This week in science is a review of the most interesting scientific news of the past week.
Europe's X-ray Free Electron Laser fired up for the first time
The European X-ray Free Electron Laser (XFEL), a US$1.4-billion (€1.2-billion) project built near Hamburg, Germany, was fired up for the first time this week. Powerful X-ray generators, such as the European XFEL, are used by scientists to capture snapshots and videos of molecules at atomic resolution.
Even though three other powerful X-rays generators are currently operational around the world, with another one expected next year, the European XFEL excels due to its firing rate: 27,000 pulses every second. This firing rate amounts to more than 200 times that of the second-ranked tLinac Coherent Light Source (LCLS), at the SLAC National Accelerator Laboratory in Menlo Park, California. As stated by Arwen Pearson, a biochemist at the Centre for Free-Electron Laser Science in Hamburg:
It’s such a different beast to anything else on the planet that it really feels like going into uncharted territory.
To create the X-rays at the European XFEL, electrons are accelerated down a 1.7Km tunnel and then set into a curved trajectory due to the action of magnets. It is the bending of the electrons’ trajectory that causes them to emit high-energy X-rays. Once these X-ray pulses reach the sample, they destroy it due to their high intensity, but they also scatter photons that carry the sample’s atomic structure information.
One of the first and most important milestones of the scientists responsible for the European XFEL once it starts operating this month will be to prove that such a high rate of data collection won’t impede the capture of molecular movies. That is because the remnants of a destroyed particle might still be present and interact with the next X-ray burst, which would blur the collected data.

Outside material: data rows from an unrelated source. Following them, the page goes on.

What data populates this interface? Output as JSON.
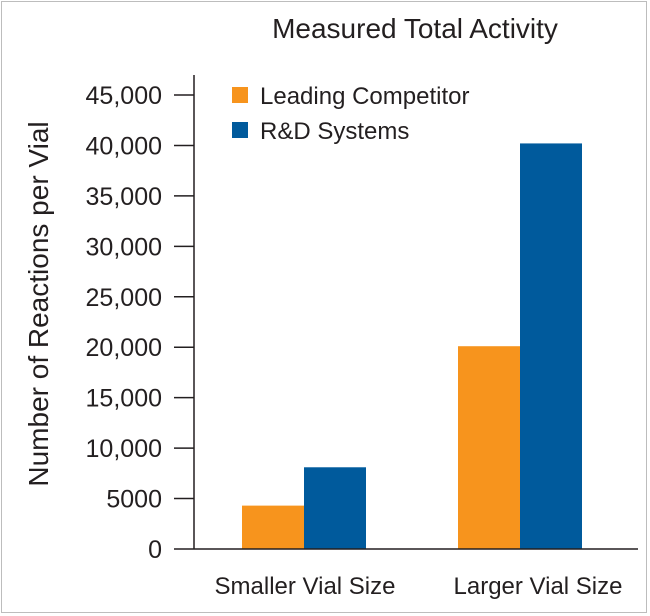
{
  "chart_data": {
    "type": "bar",
    "title": "Measured Total Activity",
    "xlabel": "",
    "ylabel": "Number of Reactions per Vial",
    "categories": [
      "Smaller Vial Size",
      "Larger Vial Size"
    ],
    "series": [
      {
        "name": "Leading Competitor",
        "color": "#f7941d",
        "values": [
          4300,
          20100
        ]
      },
      {
        "name": "R&D Systems",
        "color": "#005a9c",
        "values": [
          8100,
          40200
        ]
      }
    ],
    "ylim": [
      0,
      45000
    ],
    "yticks": [
      0,
      5000,
      10000,
      15000,
      20000,
      25000,
      30000,
      35000,
      40000,
      45000
    ],
    "ytick_labels": [
      "0",
      "5000",
      "10,000",
      "15,000",
      "20,000",
      "25,000",
      "30,000",
      "35,000",
      "40,000",
      "45,000"
    ],
    "legend_position": "top-left",
    "grid": false
  }
}
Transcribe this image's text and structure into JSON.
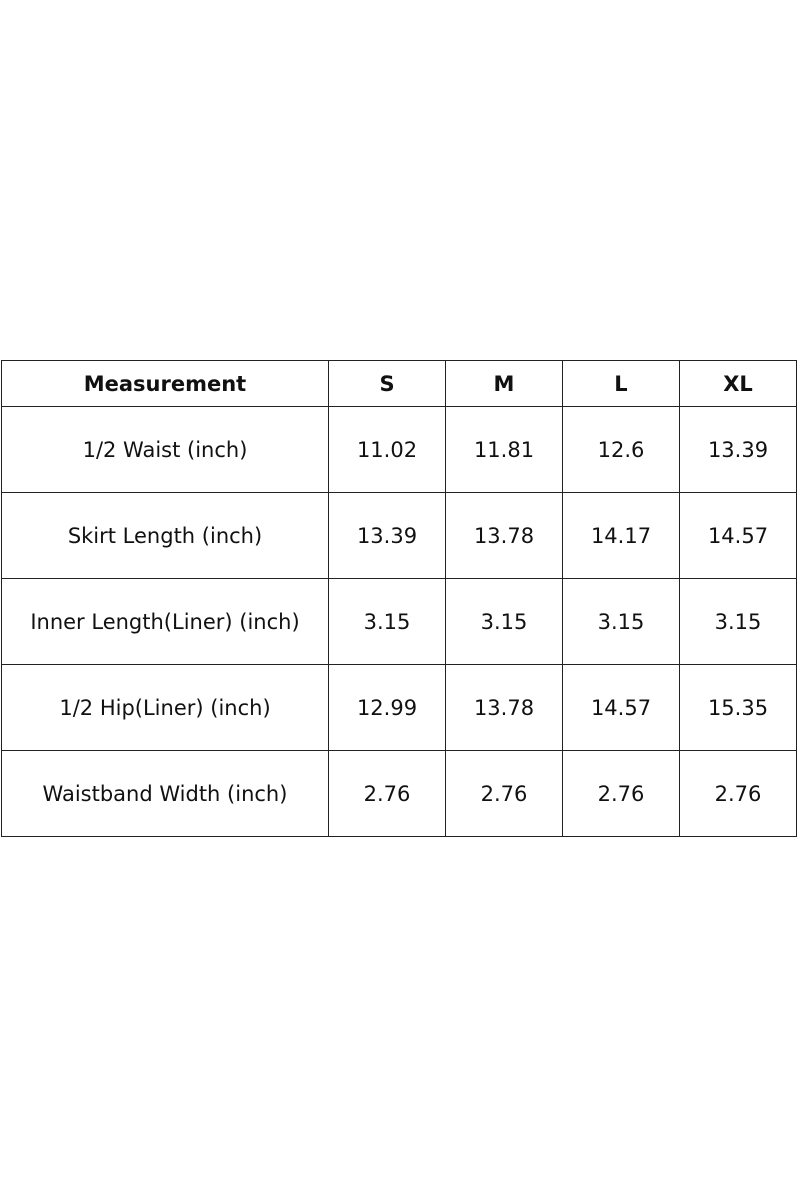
{
  "table": {
    "header": [
      "Measurement",
      "S",
      "M",
      "L",
      "XL"
    ],
    "rows": [
      [
        "1/2 Waist (inch)",
        "11.02",
        "11.81",
        "12.6",
        "13.39"
      ],
      [
        "Skirt Length (inch)",
        "13.39",
        "13.78",
        "14.17",
        "14.57"
      ],
      [
        "Inner Length(Liner) (inch)",
        "3.15",
        "3.15",
        "3.15",
        "3.15"
      ],
      [
        "1/2 Hip(Liner) (inch)",
        "12.99",
        "13.78",
        "14.57",
        "15.35"
      ],
      [
        "Waistband Width (inch)",
        "2.76",
        "2.76",
        "2.76",
        "2.76"
      ]
    ]
  }
}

Predicting earthquakes through machine learning
Scientists from Los Alamos National Laboratory have used machine learning to predict when a fault would fail and generate an earthquake with remarkable accuracy. To train their software, they have used a simulator that models the buildup and release of stress through an artificial fault and listened to the acoustic signal emitted during a laboratory-created earthquake.
The machine learning technique could identify new signals, previously ignored as low-amplitude noise, as important forecasting information for potential earthquakes. Furthermore, it has found that the instantaneous acoustic emission signal could reliably predict an earthquake far in the future, something previously assumed to be impossible. Until now, fluctuations in the acoustic emission signal were neglected in favor of large events.
Even though all the results obtained so far are from laboratory-created earthquakes, Paul Johnson, a Los Alamos National Laboratory fellow and lead investigator of the research has affirmed that the technique can also be applied to real world scenarios:
These signals resemble Earth tremor that occurs in association with slow earthquakes on tectonic faults in the lower crust. There is reason to expect such signals from Earth faults in the seismogenic zone for slowly slipping faults.
Finally, Johnson also believes this approach could be applied to nondestructive testing of industrial materials, avalanches, and other events.
Artificial intelligence to analyze gravitational lenses - 10 million times faster
Gravitational lenses are complex distortions in spacetime caused by concentrations of matter between a distant light source and an observer. Since Albert Einstein’s General Theory of Relativity, it is known that matter can bend spacetime and, in the case of a massive object, distort light into rings and arcs. As can be seen from the image above, the distortion is different from that created by an optical lens. That is because a gravitational lens produces a maximum deflection of light that passes closest to its center, not its borders.
Until now, artificial intelligence (AI) has been used only to determine whether an artifact is or is not a gravitational lens, with further analysis left for other methods. Such methods could take weeks to months to complete, usually requiring the input of experts and massive computations. But scientists from the Department of Energy's SLAC National Accelerator Laboratory and Stanford University have shown that AI can also be used in this analysis, doing it 10 million times faster than traditional methods. As stated by postdoctoral fellow Laurence Perreault Levasseur, a co-author of the study:
[The analysis] can be done by neural nets within a fraction of a second, in a fully automated way and, in principle, on a cell phone's computer chip.
To develop the AI, the scientists have created a neural network trained on about half a million simulated images of gravitational lenses. Once trained, the AI could analyze new lenses within seconds with such precision comparable to traditional methods. The scientists have also used real images from NASA's Hubble Space Telescope to test the neural network.